6 Questions & Answers Regarding Demand Response in Texas

Summer is gone, however, not without underling the necessity of Demand Response (DR) programs, as the energy demand puts a tremendous strain on the grid and can contribute to blackouts. That is the main reason why Electric Reliability Council of Texas (ERCOT), the company responsible for controlling Texas’s energy grid, initiated programs such as DR to minimize energy usage when demand is high. 

If you are thinking about enrolling within a DR program, but you are not sure, we have come up with a list of a few common questions to make it clearer for you.

If by now DR is still an enigma for you, let us shed some light on the importance of this strategy. In order to enhance grid reliability and avoid blackouts, demand response is an incentive for energy users to reduce or move their energy consumption from peak times to peak periods. Financial incentives for customer engagement are provided by grid operators.

Demand Response systems allows you to save money during times of high demand that could have a negative effect on grid stability by paying you for load curtailment.

What does ERCOT’s Emergency Response Service (ERS) program represent?

ERS is a wholesale demand response grid reliability network that assists the avoidance of power outages in ERCOT services areas at periods of peak use or emergencies. Participants in particular load zones are supposed to reduce their energy usage by a promised amount to lower total grid demand.

As an illustration of how helpful a program such as ERS can be to ERCOT, during the second month of 2011, an ice storm generated the loss of 7,000 MW (megawatt) of power. In response, the ERS DR system helped decreasing demand by more than 400 MW, preventing the emergency from aggravating. 

How much can you save by participating in a DR program?

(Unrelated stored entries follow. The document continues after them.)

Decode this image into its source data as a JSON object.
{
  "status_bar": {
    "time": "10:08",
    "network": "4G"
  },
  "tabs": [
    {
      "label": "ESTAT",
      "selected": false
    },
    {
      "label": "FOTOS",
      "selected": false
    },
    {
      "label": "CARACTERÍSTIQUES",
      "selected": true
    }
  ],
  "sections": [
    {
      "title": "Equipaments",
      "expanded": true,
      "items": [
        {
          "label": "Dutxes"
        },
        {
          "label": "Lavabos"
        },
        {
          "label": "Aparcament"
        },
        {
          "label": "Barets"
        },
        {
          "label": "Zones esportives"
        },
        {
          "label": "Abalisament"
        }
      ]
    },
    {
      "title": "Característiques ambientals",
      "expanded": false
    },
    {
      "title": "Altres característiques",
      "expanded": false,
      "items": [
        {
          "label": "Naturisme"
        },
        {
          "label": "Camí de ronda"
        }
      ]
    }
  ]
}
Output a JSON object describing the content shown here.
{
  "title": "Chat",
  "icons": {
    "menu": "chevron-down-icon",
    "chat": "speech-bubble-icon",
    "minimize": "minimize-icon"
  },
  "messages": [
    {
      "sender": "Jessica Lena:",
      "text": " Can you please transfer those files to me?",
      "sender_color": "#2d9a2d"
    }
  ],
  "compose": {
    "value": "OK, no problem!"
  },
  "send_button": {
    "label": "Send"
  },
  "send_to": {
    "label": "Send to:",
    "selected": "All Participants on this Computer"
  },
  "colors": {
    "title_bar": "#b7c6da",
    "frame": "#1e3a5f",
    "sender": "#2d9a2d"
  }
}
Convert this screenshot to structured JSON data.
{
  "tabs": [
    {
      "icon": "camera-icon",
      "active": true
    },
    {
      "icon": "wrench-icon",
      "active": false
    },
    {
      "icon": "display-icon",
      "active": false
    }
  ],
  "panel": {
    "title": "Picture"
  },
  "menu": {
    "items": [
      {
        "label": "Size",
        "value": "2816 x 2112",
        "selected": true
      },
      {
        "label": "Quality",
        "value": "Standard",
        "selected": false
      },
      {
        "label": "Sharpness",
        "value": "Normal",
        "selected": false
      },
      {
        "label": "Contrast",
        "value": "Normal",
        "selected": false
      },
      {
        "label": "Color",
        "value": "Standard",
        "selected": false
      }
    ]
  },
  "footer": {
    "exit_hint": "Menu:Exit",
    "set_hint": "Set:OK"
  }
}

The amount you can save due to DR, rests on the number of hours you are registered to participate in; Also, on the clearing price for the amount bid into the market. For instance, for 1 MW of load curtailment, a business can earn up to $70,000.

If you are participating in a DR scheme, once an event is called, you will receive monetary gratification for the amount curtailed. Nonetheless, if no event is called, a pre-determined remuneration will still be received. Within 75 to 90 days after the end of the participation into the market period, ERCOT provides monetary compensation to Qualified Scheduling Entities (QSEs).

What are the advantages of participating in Demand Response?

By taking part in a DR program, once again, you gain compensation, furthermore you lower your carbon footprint, boost energy efficiency and most importantly, protect the environment by ensuring grid reliability.

Eager to learn how do you become eligible for participation into an ERCOT ERS Demand Response scheme? You simply must meet the below preconditions:

  • Your business must have over 100 kW (kilowatt) usage.
  • You should be able to decrease energy consumption within a window of 10 to 30 minutes.
  • Lastly, get a smart meter mounted.

What DR services am I allowed to participate in?

There are two ERS program options that you can aim for participation. The first one, ERS-1O provides you with a 10 minutes notification prior to the event, during which you must reduce your load by the amount promised. The second one, ERS-30 provides you with a 30 minutes notification.

As soon as the notification is sent by ERCOT to the QSE you are registered to, a warning will be forwarded to you along with your specifications for load resource reduction. Furthermore, the ERCOT ERS demand response program is open year-round. There are 4 periods, each one for 4 months when you can bid your curtailable load. The program periods are between February and May, June and September and October to January.

When is ERCOT calling events?

ERCOT is testing every participant of a demand response scheme with real load reduction yearly, excluding any actual event within that time frame. 

There have only been 3 incidents since the introduction of demand response: the ice storm in February 2011, the heat wave in August 2011 and the polar vortex in January 2014.

Who is Lone Star Demand Response?

Lone Star Demand Response is a Commercial Service Provider, who works with ERCOT to provide Demand Response services for commercial and industrial energy end-users that pay the company to be “on call” when there is a request to minimize the electricity usage when the ERCOT grid is strained with high demand or extreme weather impacts (or both).

QSEs sell and operate two key ERCOT electricity curtailment programs, which are known as “ERCOT Demand Response” for commercial and industrial electricity consumers, who pay substantial financial benefits to each participant in a program, such as an insurance policy, for being available to minimize their electricity load during the time of an extreme ERCOT electricity grid emergency.

There are two wholesale Demand Response systems that have been developed by ERCOT. Each client will be evaluated based on their load and aptitudes and will participate in one or the other program.

One of the programs, which we previously explained is ERS, while the second one is ERCOT Load Resource (LR). LR pays participants a high hourly revenue, however it has broader technical conditions for participation.

Still questioning whether you should enroll or not into a Demand Response Program?